E, em verdade, João já está sonhando… Olha para a frente e sorri ao seu sonho. Parece uma rosa cor de carne, coberta por um orvalho miudinho, a tal ponto sua pele lisa e clara de jovem louro se torna da cor de um veludo purpurino e se cobre de um leve suor, que a torna ainda mais parecida com uma pétala de rosa.

– Que queres? Com que estás sonhando? –pergunta Jesus, em voz baixa, ao seu predileto, e parece um pai que interroga docemente um querido filhinho, que lhe está contando um doce sonho seu. Fala exatamente à alma de João, Jesus, tão doce no interrogar, para não estragar o sonho do seu amoroso discípulo.

– Eu quero andar por aquele mar infinito… ir a outras terras que estão para lá dele… Eu quero ir para falar de Ti… Estou sonhando… sonhando em ir até Roma, até a Grécia, até os lugares escuros, para levar-lhes a luz… de modo que os que vivem nas trevas, venham a ter contato contigo e vivam em comunhão contigo, ó Luz do mundo… Sonho um mundo melhor… para fazê-lo melhor por meio do conhecimento de Ti, isto é, por meio do conhecimento do Amor, que torne bons, puros, que torne heróico um mundo que se possa amar em teu Nome e — acima do pecado, da carne, do vício da mente, acima do ouro, acima de todas as coisas, — exalte o teu Nome, a tua Fé, a tua Doutrina… sonho de estar eu com estes meus irmãos, indo pelo mar de Deus, Te levando por estradas de luz… como, há tempo, Tua mãe te trouxe dos Céus para nós… Sonho… sonho que sou um menino que, não conhecendo nada mais que o amor, permanece sereno, até quando vai de encontro aos tormentos… e canta para dar coragem aos adultos, que ficam pensando demais, e vai adiante… ao encontro da morte, com um sorriso… ao encontro da glória, com a humildade de quem não sabe bem o que está fazendo e que só sabe ir até Ti, Amor.
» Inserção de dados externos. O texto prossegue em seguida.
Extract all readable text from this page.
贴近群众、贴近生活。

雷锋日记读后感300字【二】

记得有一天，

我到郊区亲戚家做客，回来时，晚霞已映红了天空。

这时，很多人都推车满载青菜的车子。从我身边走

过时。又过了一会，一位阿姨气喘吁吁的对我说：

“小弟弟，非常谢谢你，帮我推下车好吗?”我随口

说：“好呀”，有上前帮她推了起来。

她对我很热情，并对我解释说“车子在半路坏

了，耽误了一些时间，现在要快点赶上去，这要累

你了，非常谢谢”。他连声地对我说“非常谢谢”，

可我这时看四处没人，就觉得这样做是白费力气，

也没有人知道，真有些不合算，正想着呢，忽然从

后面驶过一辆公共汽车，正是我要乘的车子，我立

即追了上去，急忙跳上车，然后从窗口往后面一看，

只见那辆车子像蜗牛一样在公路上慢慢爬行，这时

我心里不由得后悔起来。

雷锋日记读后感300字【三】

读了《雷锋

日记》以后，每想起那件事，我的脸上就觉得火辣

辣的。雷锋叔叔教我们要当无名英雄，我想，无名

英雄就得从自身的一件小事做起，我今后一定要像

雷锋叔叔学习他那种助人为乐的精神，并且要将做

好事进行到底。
Os apóstolos ficaram com a respiração parada, durante a extática confissão de João… Firmes no lugar em que estavam, olham para o mais jovem, que está falando com os olhos velados pelas pálpebras, como por um véu lançado sobre o ardor que sobe do coração e olham para Jesus, que se transfigura na alegria de reencontrar-se tão completo no seu discípulo…

Quando João se cala, ficando um pouco inclinado, — e faz-nos lembrar a graça da Anunciação da Humilde Virgem em Nazaré — Jesus o beija na fronte, dizendo:

– Iremos ver o mar, para fazer-te sonhar ainda com a vinda do meu Reino ao mundo.
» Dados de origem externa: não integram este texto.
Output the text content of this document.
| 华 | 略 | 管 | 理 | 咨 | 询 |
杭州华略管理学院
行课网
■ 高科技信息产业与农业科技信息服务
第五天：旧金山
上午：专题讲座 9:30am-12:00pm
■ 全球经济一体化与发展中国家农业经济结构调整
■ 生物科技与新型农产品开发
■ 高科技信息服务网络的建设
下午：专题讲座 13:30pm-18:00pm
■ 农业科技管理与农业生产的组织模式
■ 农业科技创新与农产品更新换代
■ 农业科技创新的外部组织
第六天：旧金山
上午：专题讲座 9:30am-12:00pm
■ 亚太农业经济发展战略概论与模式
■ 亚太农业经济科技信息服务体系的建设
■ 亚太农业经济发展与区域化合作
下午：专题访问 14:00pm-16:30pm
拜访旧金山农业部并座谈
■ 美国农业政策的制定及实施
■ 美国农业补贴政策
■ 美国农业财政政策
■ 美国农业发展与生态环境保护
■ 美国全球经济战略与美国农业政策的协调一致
187.5 – Senhor… depois disseste que vamos para Endor. Contenta, então, também a mim… para que passe a minha amargura pelo julgamento daquele menino… –diz Iscariotes.

– Oh! Ainda pensas naquilo? –pergunta Jesus.
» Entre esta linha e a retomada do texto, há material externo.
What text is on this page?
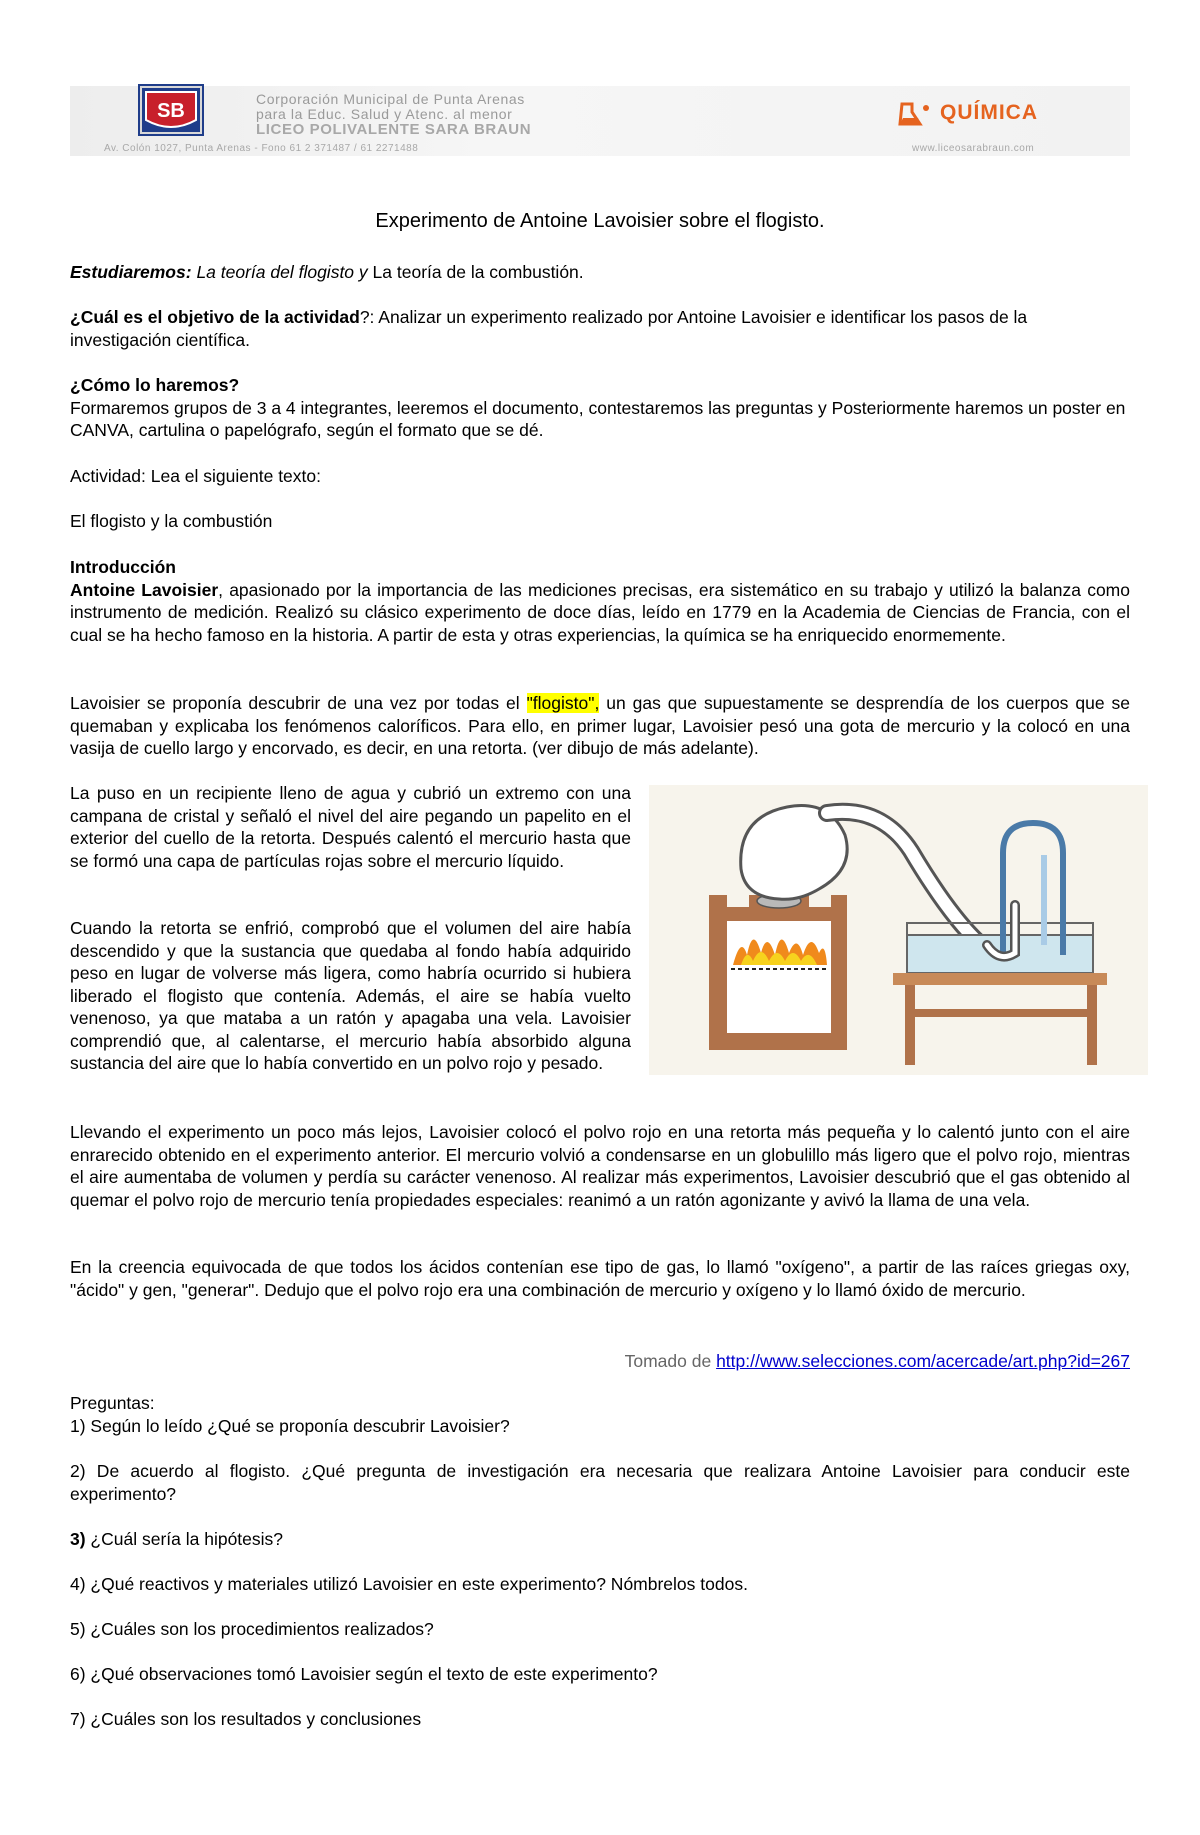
SB
Corporación Municipal de Punta Arenas
para la Educ. Salud y Atenc. al menor
LICEO POLIVALENTE SARA BRAUN
QUÍMICA
Av. Colón 1027, Punta Arenas - Fono 61 2 371487 / 61 2271488	www.liceosarabraun.com
Experimento de Antoine Lavoisier sobre el flogisto.

Estudiaremos: La teoría del flogisto y La teoría de la combustión.

¿Cuál es el objetivo de la actividad?: Analizar un experimento realizado por Antoine Lavoisier e identificar los pasos de la investigación científica.

¿Cómo lo haremos?
Formaremos grupos de 3 a 4 integrantes, leeremos el documento, contestaremos las preguntas y Posteriormente haremos un poster en CANVA, cartulina o papelógrafo, según el formato que se dé.

Actividad: Lea el siguiente texto:

El flogisto y la combustión

Introducción
Antoine Lavoisier, apasionado por la importancia de las mediciones precisas, era sistemático en su trabajo y utilizó la balanza como instrumento de medición. Realizó su clásico experimento de doce días, leído en 1779 en la Academia de Ciencias de Francia, con el cual se ha hecho famoso en la historia. A partir de esta y otras experiencias, la química se ha enriquecido enormemente.

Lavoisier se proponía descubrir de una vez por todas el "flogisto", un gas que supuestamente se desprendía de los cuerpos que se quemaban y explicaba los fenómenos caloríficos. Para ello, en primer lugar, Lavoisier pesó una gota de mercurio y la colocó en una vasija de cuello largo y encorvado, es decir, en una retorta. (ver dibujo de más adelante).

La puso en un recipiente lleno de agua y cubrió un extremo con una campana de cristal y señaló el nivel del aire pegando un papelito en el exterior del cuello de la retorta. Después calentó el mercurio hasta que se formó una capa de partículas rojas sobre el mercurio líquido.

Cuando la retorta se enfrió, comprobó que el volumen del aire había descendido y que la sustancia que quedaba al fondo había adquirido peso en lugar de volverse más ligera, como habría ocurrido si hubiera liberado el flogisto que contenía. Además, el aire se había vuelto venenoso, ya que mataba a un ratón y apagaba una vela. Lavoisier comprendió que, al calentarse, el mercurio había absorbido alguna sustancia del aire que lo había convertido en un polvo rojo y pesado.

Llevando el experimento un poco más lejos, Lavoisier colocó el polvo rojo en una retorta más pequeña y lo calentó junto con el aire enrarecido obtenido en el experimento anterior. El mercurio volvió a condensarse en un globulillo más ligero que el polvo rojo, mientras el aire aumentaba de volumen y perdía su carácter venenoso. Al realizar más experimentos, Lavoisier descubrió que el gas obtenido al quemar el polvo rojo de mercurio tenía propiedades especiales: reanimó a un ratón agonizante y avivó la llama de una vela.

En la creencia equivocada de que todos los ácidos contenían ese tipo de gas, lo llamó "oxígeno", a partir de las raíces griegas oxy, "ácido" y gen, "generar". Dedujo que el polvo rojo era una combinación de mercurio y oxígeno y lo llamó óxido de mercurio.

Tomado de http://www.selecciones.com/acercade/art.php?id=267

Preguntas:
1) Según lo leído ¿Qué se proponía descubrir Lavoisier?

2) De acuerdo al flogisto. ¿Qué pregunta de investigación era necesaria que realizara Antoine Lavoisier para conducir este experimento?

3) ¿Cuál sería la hipótesis?

4) ¿Qué reactivos y materiales utilizó Lavoisier en este experimento? Nómbrelos todos.

5) ¿Cuáles son los procedimientos realizados?

6) ¿Qué observaciones tomó Lavoisier según el texto de este experimento?

7) ¿Cuáles son los resultados y conclusiones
– Sempre. Eu me senti diminuído aos teus olhos e aos dos companheiros. Fico pensando em que estareis pensando…

– Como esquentas a cabeça por nada! Eu nem me lembrava mais daquela inépcia, e certamente os outros também não. E tu no-lo vens recordar. És um menino acostumado às caricias e a palavra duma criança pareceu a teus olhos a condenação dum juiz. Mas não é esta a palavra que deves temer, e sim as tuas ações e o juízo de Deus. Mas, a fim de persuadir-te que continuas a ser-me caro como antes e como sempre, Eu te digo que te irei contentar. Que queres ir ver em Endor? É um pobre lugar colocado entre penhascos…

– Leva-me até lá, e eu te direi.

– Está bem. Mas toma cuidado, para não sofreres depois por isso…

– Se para este não pode ser um sofrimento ir ver o mar, a mim não pode fazer mal ir ver Endor.

– Ver?… Não. Mas é o desejo daquilo que se procura ver, ao ver, é que pode fazer mal. Mas iremos lá…

E retomam a estrada, dirigindo-se para o Tabor, cujo vulto já vai aparecendo cada vez mais perto, enquanto o seu solo se vai despojando daquela sua aparência palustre e se tornando sólido e de vegetação mais rara, deixando lugar para outras árvores mais altas, ou moitas de clematites e de cardos, que estão rindo com suas folhas novas e suas flores precoces.